Das hält uns aber natürlich nicht davon ab, jetzt schon achtsam zu sein und uns darum zu bemühen, das Beste aus der Situation zu machen. Deshalb würde ich gerne mit dir über eine Entwicklung sprechen, die nicht nur ich beobachte, sondern die auch vielen anderen verstärkt auffällt.

Reden wir noch miteinander?

Die Spaltung unserer Gesellschaft ist nichts Neues. Es wird wohl kaum noch jemanden schocken, dass diese zunimmt. Es gibt so viele Dinge, über die wir uns in diesen Tagen streiten:

  • Sind die Corona-Maßnahmen sinnvoll?
  • Ist der Umweltschutz sinnvoll?
  • Falls ja, welche Maßnahmen sind unsinnig und welche nicht?
  • Sollten wir mehr „Flüchtlinge“ aufnehmen oder nicht?
  • Gibt es eine funktionierende Integration oder nicht?
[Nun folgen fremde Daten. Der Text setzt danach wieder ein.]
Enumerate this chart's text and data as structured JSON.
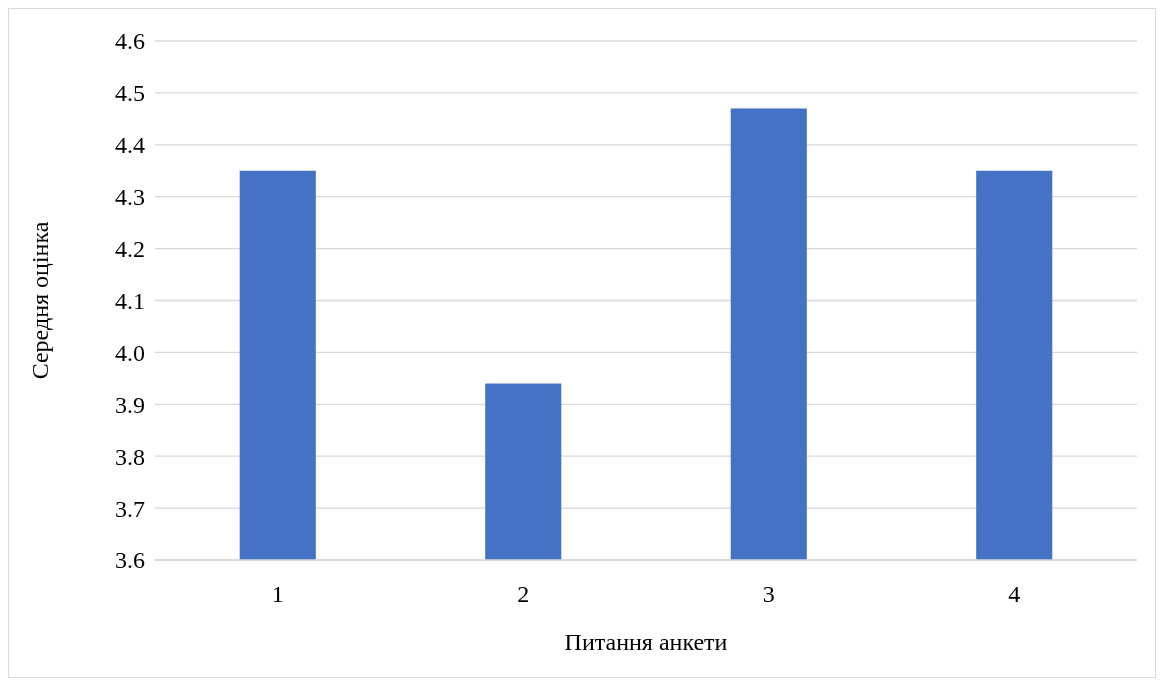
{
  "chart_data": {
    "type": "bar",
    "xlabel": "Питання анкети",
    "ylabel": "Середня оцінка",
    "categories": [
      "1",
      "2",
      "3",
      "4"
    ],
    "values": [
      4.35,
      3.94,
      4.47,
      4.35
    ],
    "color": "#4472c4",
    "ylim": [
      3.6,
      4.6
    ],
    "yticks": [
      3.6,
      3.7,
      3.8,
      3.9,
      {
        "value": 4,
        "label": "4.0"
      },
      4.1,
      4.2,
      4.3,
      4.4,
      4.5,
      4.6
    ],
    "grid": "y"
  }
}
Das sind nur sehr wenige der aktuellen Themen. Dann gibt es natürlich noch viel mehr Politisches, Soziales und selbstverständlich auch die gute alte Glaubensfrage: Welcher Gott ist der beste?

Gestritten haben wir uns schon immer. Aber im Moment haben wir noch mehr Anlass dazu und manchmal bekomme ich das Gefühl, dass es aus dem Ruder läuft.
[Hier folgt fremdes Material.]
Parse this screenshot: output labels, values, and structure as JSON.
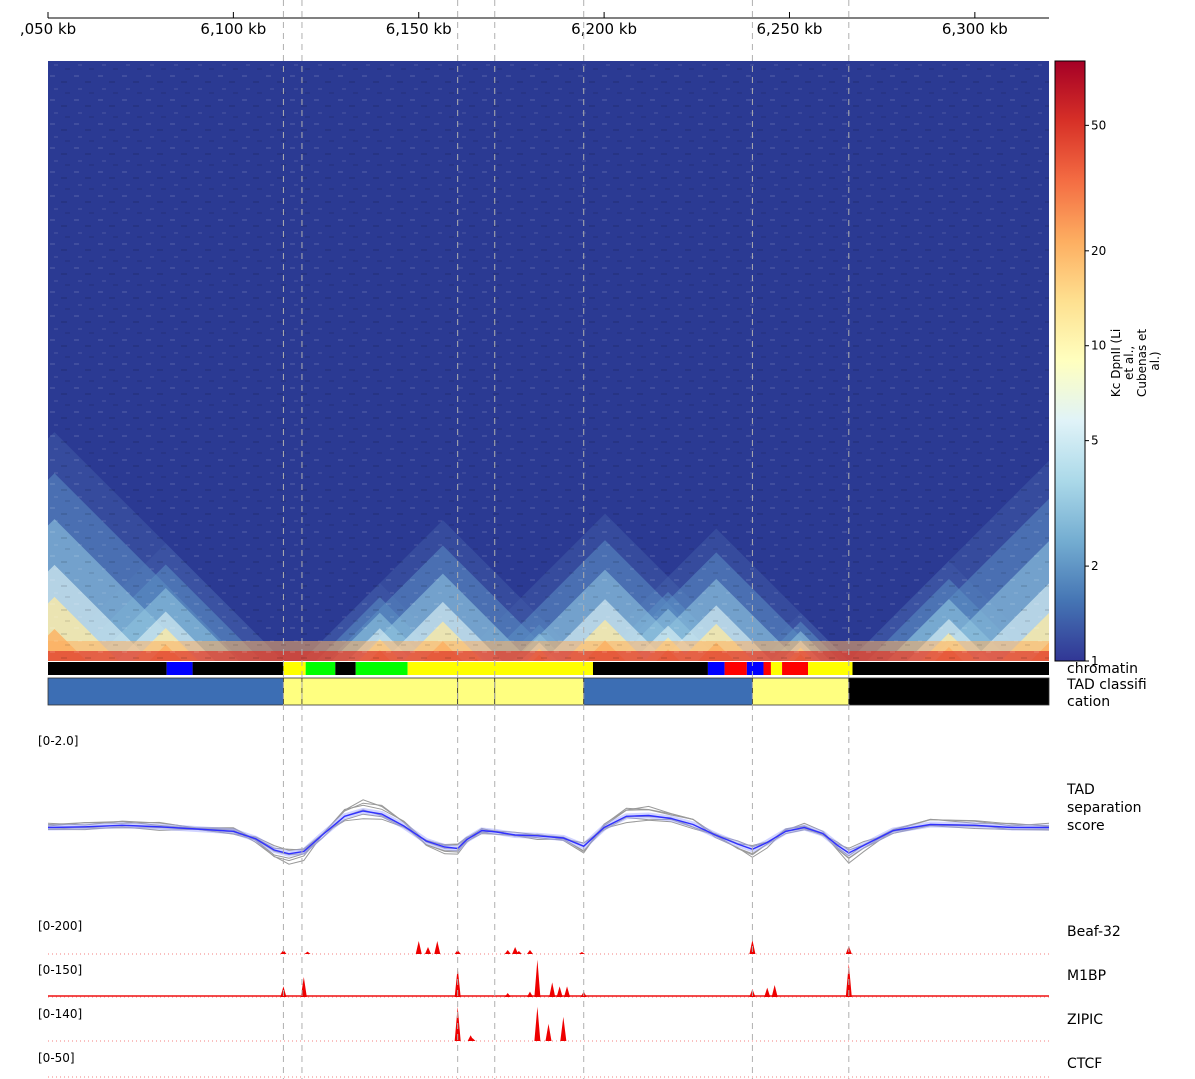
{
  "chart_data": {
    "type": "heatmap",
    "title": "",
    "x_axis": {
      "unit": "kb",
      "range_kb": [
        6050,
        6320
      ],
      "ticks": [
        {
          "value": 6050,
          "label": ",050 kb"
        },
        {
          "value": 6100,
          "label": "6,100 kb"
        },
        {
          "value": 6150,
          "label": "6,150 kb"
        },
        {
          "value": 6200,
          "label": "6,200 kb"
        },
        {
          "value": 6250,
          "label": "6,250 kb"
        },
        {
          "value": 6300,
          "label": "6,300 kb"
        }
      ]
    },
    "heatmap": {
      "colorbar_label": "Kc DpnII (Li et al., Cubenas et al.)",
      "colorbar_range": [
        1,
        80
      ],
      "colorbar_scale": "log",
      "colorbar_ticks": [
        "1",
        "2",
        "5",
        "10",
        "20",
        "50"
      ],
      "colors": [
        "#313695",
        "#4575b4",
        "#74add1",
        "#abd9e9",
        "#e0f3f8",
        "#ffffbf",
        "#fee090",
        "#fdae61",
        "#f46d43",
        "#d73027",
        "#a50026"
      ],
      "tad_boundaries_kb": [
        6050,
        6113.5,
        6118.5,
        6160.5,
        6170.5,
        6194.5,
        6240,
        6266,
        6320
      ]
    },
    "vertical_guides_kb": [
      6113.5,
      6118.5,
      6160.5,
      6170.5,
      6194.5,
      6240,
      6266
    ],
    "tracks": {
      "chromatin": {
        "label": "chromatin",
        "segments": [
          {
            "start": 6050,
            "end": 6082,
            "color": "#000000"
          },
          {
            "start": 6082,
            "end": 6089,
            "color": "#0000ff"
          },
          {
            "start": 6089,
            "end": 6113.5,
            "color": "#000000"
          },
          {
            "start": 6113.5,
            "end": 6119.5,
            "color": "#ffff00"
          },
          {
            "start": 6119.5,
            "end": 6127.5,
            "color": "#00ff00"
          },
          {
            "start": 6127.5,
            "end": 6133,
            "color": "#000000"
          },
          {
            "start": 6133,
            "end": 6147,
            "color": "#00ff00"
          },
          {
            "start": 6147,
            "end": 6197,
            "color": "#ffff00"
          },
          {
            "start": 6197,
            "end": 6228,
            "color": "#000000"
          },
          {
            "start": 6228,
            "end": 6232.5,
            "color": "#0000ff"
          },
          {
            "start": 6232.5,
            "end": 6238.5,
            "color": "#ff0000"
          },
          {
            "start": 6238.5,
            "end": 6243,
            "color": "#0000ff"
          },
          {
            "start": 6243,
            "end": 6245,
            "color": "#ff0000"
          },
          {
            "start": 6245,
            "end": 6248,
            "color": "#ffff00"
          },
          {
            "start": 6248,
            "end": 6255,
            "color": "#ff0000"
          },
          {
            "start": 6255,
            "end": 6267,
            "color": "#ffff00"
          },
          {
            "start": 6267,
            "end": 6320,
            "color": "#000000"
          }
        ]
      },
      "tad_classification": {
        "label_line1": "TAD classifi",
        "label_line2": "cation",
        "segments": [
          {
            "start": 6050,
            "end": 6113.5,
            "color": "#3c6eb4"
          },
          {
            "start": 6113.5,
            "end": 6118.5,
            "color": "#ffff80"
          },
          {
            "start": 6118.5,
            "end": 6160.5,
            "color": "#ffff80"
          },
          {
            "start": 6160.5,
            "end": 6170.5,
            "color": "#ffff80"
          },
          {
            "start": 6170.5,
            "end": 6194.5,
            "color": "#ffff80"
          },
          {
            "start": 6194.5,
            "end": 6240,
            "color": "#3c6eb4"
          },
          {
            "start": 6240,
            "end": 6266,
            "color": "#ffff80"
          },
          {
            "start": 6266,
            "end": 6320,
            "color": "#000000"
          }
        ]
      },
      "tad_separation_score": {
        "label_line1": "TAD",
        "label_line2": "separation",
        "label_line3": "score",
        "range_label": "[0-2.0]",
        "y_range": [
          0,
          2.0
        ],
        "mean_line_color": "#3030ff",
        "replicate_line_color": "#999999",
        "mean": [
          {
            "kb": 6050,
            "v": 0.9
          },
          {
            "kb": 6060,
            "v": 0.91
          },
          {
            "kb": 6070,
            "v": 0.93
          },
          {
            "kb": 6080,
            "v": 0.91
          },
          {
            "kb": 6090,
            "v": 0.88
          },
          {
            "kb": 6100,
            "v": 0.85
          },
          {
            "kb": 6106,
            "v": 0.75
          },
          {
            "kb": 6111,
            "v": 0.6
          },
          {
            "kb": 6115,
            "v": 0.55
          },
          {
            "kb": 6119,
            "v": 0.58
          },
          {
            "kb": 6124,
            "v": 0.8
          },
          {
            "kb": 6130,
            "v": 1.05
          },
          {
            "kb": 6135,
            "v": 1.12
          },
          {
            "kb": 6140,
            "v": 1.08
          },
          {
            "kb": 6146,
            "v": 0.92
          },
          {
            "kb": 6152,
            "v": 0.72
          },
          {
            "kb": 6157,
            "v": 0.64
          },
          {
            "kb": 6160.5,
            "v": 0.62
          },
          {
            "kb": 6163,
            "v": 0.74
          },
          {
            "kb": 6167,
            "v": 0.86
          },
          {
            "kb": 6171,
            "v": 0.84
          },
          {
            "kb": 6176,
            "v": 0.8
          },
          {
            "kb": 6182,
            "v": 0.79
          },
          {
            "kb": 6189,
            "v": 0.76
          },
          {
            "kb": 6194.5,
            "v": 0.65
          },
          {
            "kb": 6200,
            "v": 0.9
          },
          {
            "kb": 6206,
            "v": 1.05
          },
          {
            "kb": 6212,
            "v": 1.06
          },
          {
            "kb": 6218,
            "v": 1.02
          },
          {
            "kb": 6224,
            "v": 0.94
          },
          {
            "kb": 6230,
            "v": 0.8
          },
          {
            "kb": 6236,
            "v": 0.68
          },
          {
            "kb": 6240,
            "v": 0.61
          },
          {
            "kb": 6244,
            "v": 0.7
          },
          {
            "kb": 6249,
            "v": 0.85
          },
          {
            "kb": 6254,
            "v": 0.9
          },
          {
            "kb": 6259,
            "v": 0.82
          },
          {
            "kb": 6263,
            "v": 0.66
          },
          {
            "kb": 6266,
            "v": 0.56
          },
          {
            "kb": 6270,
            "v": 0.66
          },
          {
            "kb": 6278,
            "v": 0.86
          },
          {
            "kb": 6288,
            "v": 0.94
          },
          {
            "kb": 6300,
            "v": 0.93
          },
          {
            "kb": 6310,
            "v": 0.9
          },
          {
            "kb": 6320,
            "v": 0.9
          }
        ],
        "replicate_offsets": [
          {
            "bias": 0.06,
            "peak_gain": 0.35
          },
          {
            "bias": -0.05,
            "peak_gain": -0.25
          },
          {
            "bias": 0.1,
            "peak_gain": 0.2
          },
          {
            "bias": -0.08,
            "peak_gain": 0.1
          },
          {
            "bias": 0.03,
            "peak_gain": 0.45
          },
          {
            "bias": -0.02,
            "peak_gain": -0.15
          }
        ]
      },
      "beaf32": {
        "label": "Beaf-32",
        "range_label": "[0-200]",
        "y_range": [
          0,
          200
        ],
        "color": "#ee0000",
        "peaks": [
          {
            "kb": 6113.5,
            "v": 20
          },
          {
            "kb": 6120,
            "v": 12
          },
          {
            "kb": 6160.5,
            "v": 20
          },
          {
            "kb": 6150,
            "v": 65
          },
          {
            "kb": 6152.5,
            "v": 35
          },
          {
            "kb": 6155,
            "v": 65
          },
          {
            "kb": 6174,
            "v": 20
          },
          {
            "kb": 6176,
            "v": 35
          },
          {
            "kb": 6177,
            "v": 15
          },
          {
            "kb": 6180,
            "v": 20
          },
          {
            "kb": 6194,
            "v": 10
          },
          {
            "kb": 6240,
            "v": 70
          },
          {
            "kb": 6266,
            "v": 40
          }
        ]
      },
      "m1bp": {
        "label": "M1BP",
        "range_label": "[0-150]",
        "y_range": [
          0,
          150
        ],
        "color": "#ee0000",
        "peaks": [
          {
            "kb": 6113.5,
            "v": 40
          },
          {
            "kb": 6119,
            "v": 75
          },
          {
            "kb": 6160.5,
            "v": 110
          },
          {
            "kb": 6174,
            "v": 15
          },
          {
            "kb": 6180,
            "v": 20
          },
          {
            "kb": 6182,
            "v": 140
          },
          {
            "kb": 6186,
            "v": 55
          },
          {
            "kb": 6188,
            "v": 40
          },
          {
            "kb": 6190,
            "v": 40
          },
          {
            "kb": 6194.5,
            "v": 20
          },
          {
            "kb": 6240,
            "v": 30
          },
          {
            "kb": 6244,
            "v": 35
          },
          {
            "kb": 6246,
            "v": 45
          },
          {
            "kb": 6266,
            "v": 125
          }
        ]
      },
      "zipic": {
        "label": "ZIPIC",
        "range_label": "[0-140]",
        "y_range": [
          0,
          140
        ],
        "color": "#ee0000",
        "peaks": [
          {
            "kb": 6160.5,
            "v": 120
          },
          {
            "kb": 6164,
            "v": 20
          },
          {
            "kb": 6182,
            "v": 120
          },
          {
            "kb": 6185,
            "v": 60
          },
          {
            "kb": 6189,
            "v": 85
          },
          {
            "kb": 6164.5,
            "v": 10
          }
        ]
      },
      "ctcf": {
        "label": "CTCF",
        "range_label": "[0-50]",
        "y_range": [
          0,
          50
        ],
        "color": "#ee0000",
        "peaks": []
      }
    }
  }
}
Das bringt mich dann auch schon zum eigentlichen Punkt: Mir geht es nämlich nicht um die Spaltung der Gesellschaft, sondern um unsere Kommunikation. Die ist nämlich kaum noch vorhanden.

„Streiten“ setzt voraus, miteinander zu diskutieren und Standpunkte auszutauschen. Auch, wenn es manchmal heiß hergeht, kann jeder dabei etwas lernen. Man kann sich respektvoll mit seinem Gegenüber auseinandersetzen und erklären, welche Beweggründe man für seine Sichtweise hat. Hier kommen wir aber zum entscheidenden Problem. Der Austausch findet so gut wie gar nicht mehr statt!

Entweder bist du blöd oder nicht

Die Bereitschaft, über Standpunkte und Sichtweisen zu verhandeln, schwindet. Heutzutage ist jemand entweder blöd oder nicht. Man ist entweder vernünftig oder ein Verschwörungstheoretiker. Entweder ist man cool oder uncool. Wir beschäftigen uns nicht mehr mit unseren Mitmenschen und ihren Meinungen. Wir stecken sie in Schubladen.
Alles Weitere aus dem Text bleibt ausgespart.